When used independently of other software, the applicant's information needs to be input into the AUS software program, which includes income, savings, pensions, 401K's, CDs, employment information, and residency for the previous two years. If conditional approval is granted, it’s usually with conditions.  Additional documentation is required, and the process repeats – sometimes several times.

Open Banking technology has the ability to forego these steps. Open banking, an outgrowth of the fintech industry, is a banking practice that provides third-party financial service providers open access to consumer banking, transaction, and other financial data from banks and non-bank financial institutions through the use of application programming interfaces (APIs). Open banking can allow the networking of accounts and data across institutions for use by consumers, financial institutions, and third-party service providers.

Open banking is becoming a major source of innovation that is reshaping the banking industry.

Any access to needed financial information provided through open banking requires consent from the customer, which means that lenders can only see specifically what they have permission to. Some examples of what information is accessible include transactions, balance history, spending habits, recurring payments, savings accounts, credit cards, or business accounts.

APIs can then use the customer's shared data. The mortgage provider could then verify identity, assess affordability, and make a decision on a mortgage in hours, not days or weeks. Lenders can make faster decisions while also ensuring the security of customer data.

Mortgage companies are utilizing open banking technology to streamline the front-to-back process of getting a mortgage, including workflow management, document extraction and management, income and asset verification, employment verifi­cation, title verification, appraisal management, e-closings, automated compliance, and decisioning.

“The utilization of any technology should have the customer in mind,” says Tom Dempsey, SVP of Business Development at Rocket Mortgage.

“By utilizing the full potential of open banking software, Rocket mortgage is able to directly connect to the sources of information needed for a loan decision.  The reliability of the information in this format is second to none. Documents and information attained in this manner are complete and accurate, thereby significantly reducing the need for reconditioning and ultimately increasing customer satisfaction,” says Dempsey.

Freddie Mac has been at the forefront of the movement within the mortgage industry to adopt a fully digital mortgage and make assessments easier for lenders and borrowers.

Last month, the agency introduced new automated underwriting capabilities that allow lenders to verify assets, income, and employment using borrower-approved bank account data.

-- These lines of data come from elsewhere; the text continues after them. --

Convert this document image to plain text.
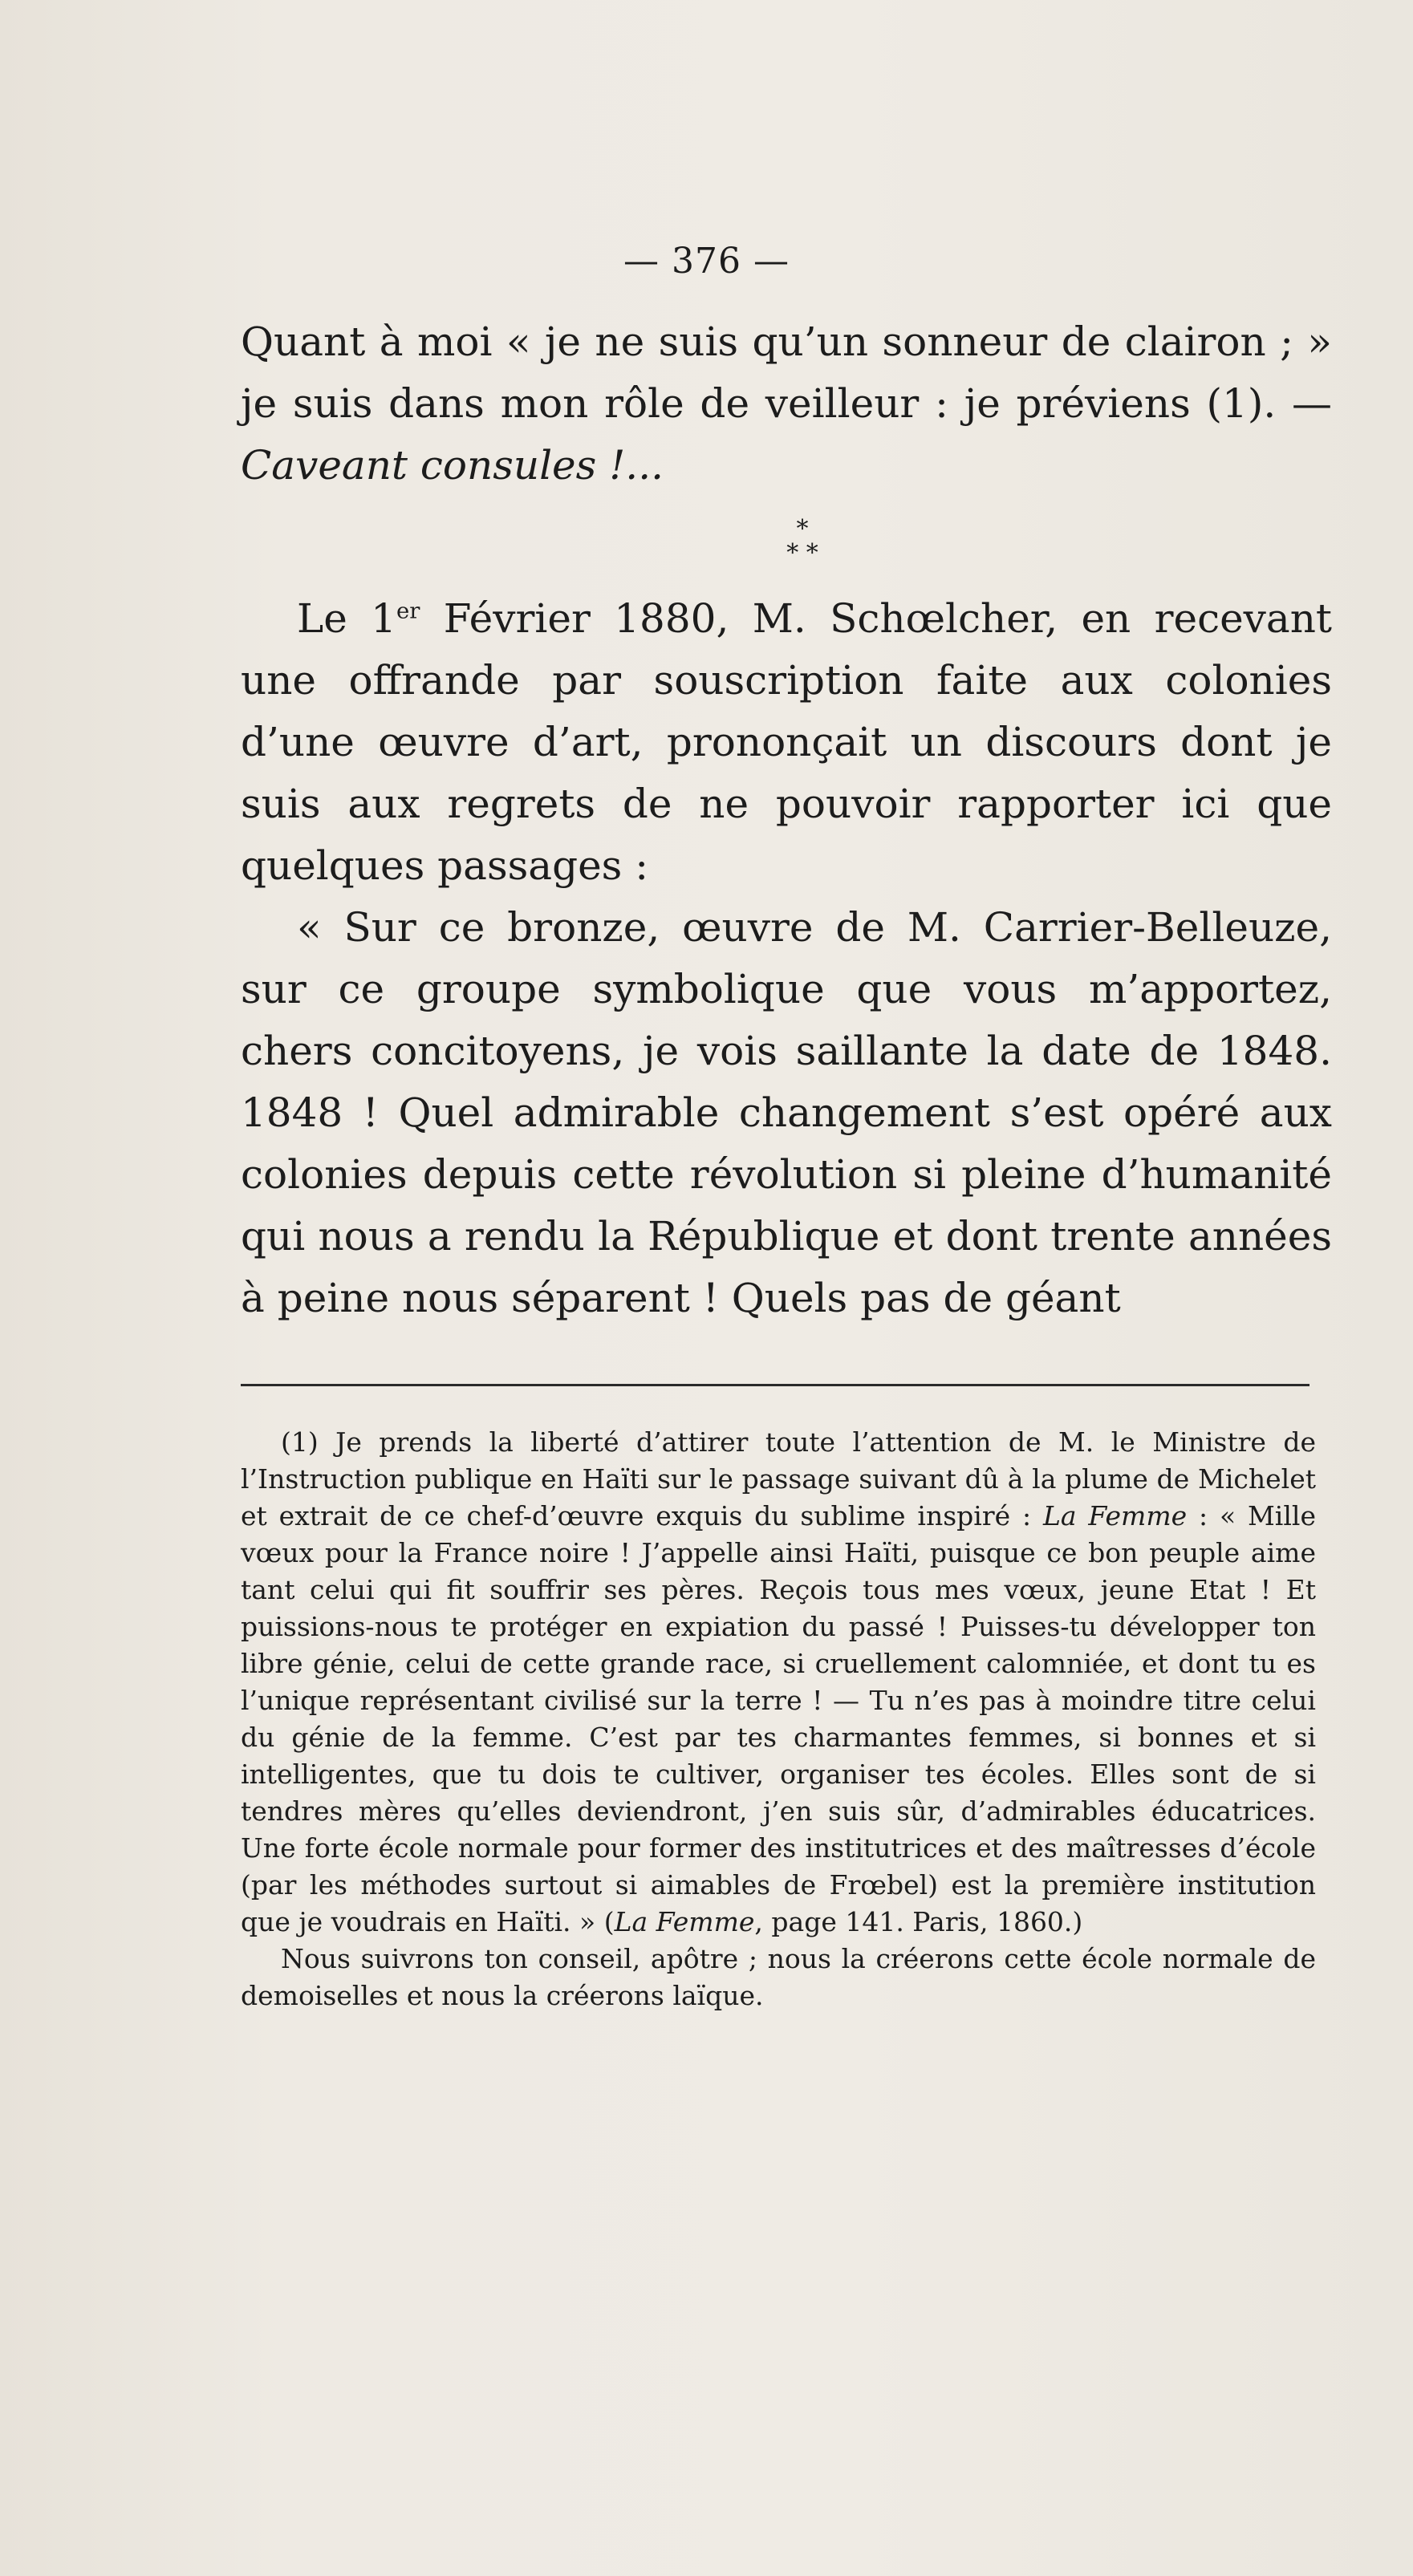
— 376 —

Quant à moi « je ne suis qu’un sonneur de clairon ; » je suis dans mon rôle de veilleur : je préviens (1). — Caveant consules !...

*
* *

Le 1er Février 1880, M. Schœlcher, en recevant une offrande par souscription faite aux colonies d’une œuvre d’art, prononçait un discours dont je suis aux regrets de ne pouvoir rapporter ici que quelques passages :

« Sur ce bronze, œuvre de M. Carrier-Belleuze, sur ce groupe symbolique que vous m’apportez, chers concitoyens, je vois saillante la date de 1848. 1848 ! Quel admirable changement s’est opéré aux colonies depuis cette révolution si pleine d’humanité qui nous a rendu la République et dont trente années à peine nous séparent ! Quels pas de géant

(1) Je prends la liberté d’attirer toute l’attention de M. le Ministre de l’Instruction publique en Haïti sur le passage suivant dû à la plume de Michelet et extrait de ce chef-d’œuvre exquis du sublime inspiré : La Femme : « Mille vœux pour la France noire ! J’appelle ainsi Haïti, puisque ce bon peuple aime tant celui qui fit souffrir ses pères. Reçois tous mes vœux, jeune Etat ! Et puissions-nous te protéger en expiation du passé ! Puisses-tu développer ton libre génie, celui de cette grande race, si cruellement calomniée, et dont tu es l’unique représentant civilisé sur la terre ! — Tu n’es pas à moindre titre celui du génie de la femme. C’est par tes charmantes femmes, si bonnes et si intelligentes, que tu dois te cultiver, organiser tes écoles. Elles sont de si tendres mères qu’elles deviendront, j’en suis sûr, d’admirables éducatrices. Une forte école normale pour former des institutrices et des maîtresses d’école (par les méthodes surtout si aimables de Frœbel) est la première institution que je voudrais en Haïti. » (La Femme, page 141. Paris, 1860.)

Nous suivrons ton conseil, apôtre ; nous la créerons cette école normale de demoiselles et nous la créerons laïque.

Although software solutions are designed to improve the mortgage-application process overall, most lenders tend to invest in such technology to primarily enhance customer satisfaction, according to Fannie Mae's Mortgage Lender Sentiment Survey® (MLSS).

The survey finds that Forty-four percent of lenders indicated they prioritize improving the front-end consumer experience, while 18 percent of lenders reported leaning toward improving back-end operational efficiency. Thirty-six percent of lenders gave approximately equal weight to each.

Lenders were also asked to identify the most critical areas they focus on when improving the front-end borrower experience. Most lenders cited reducing cycle time, providing more user-friendly loan application platforms, and training personnel to be consultative as the most critical focus areas.

Lenders also reported a higher success rate with front-end transformation efforts than back-end efforts, citing the sheer number of players in the value chain of back-end processing. Back-end operations are inherently more complicated than the front-end borrower experience. Interconnected parties, including consumers, investors, and an array of service providers and stakeholders, are involved in many processes needed to transmit large volumes of data.

Open banking is fast becoming an essential tool for mortgage lenders to leverage the digital financial landscape to streamline processes, manage risk and provide their customers with a rewarding experience.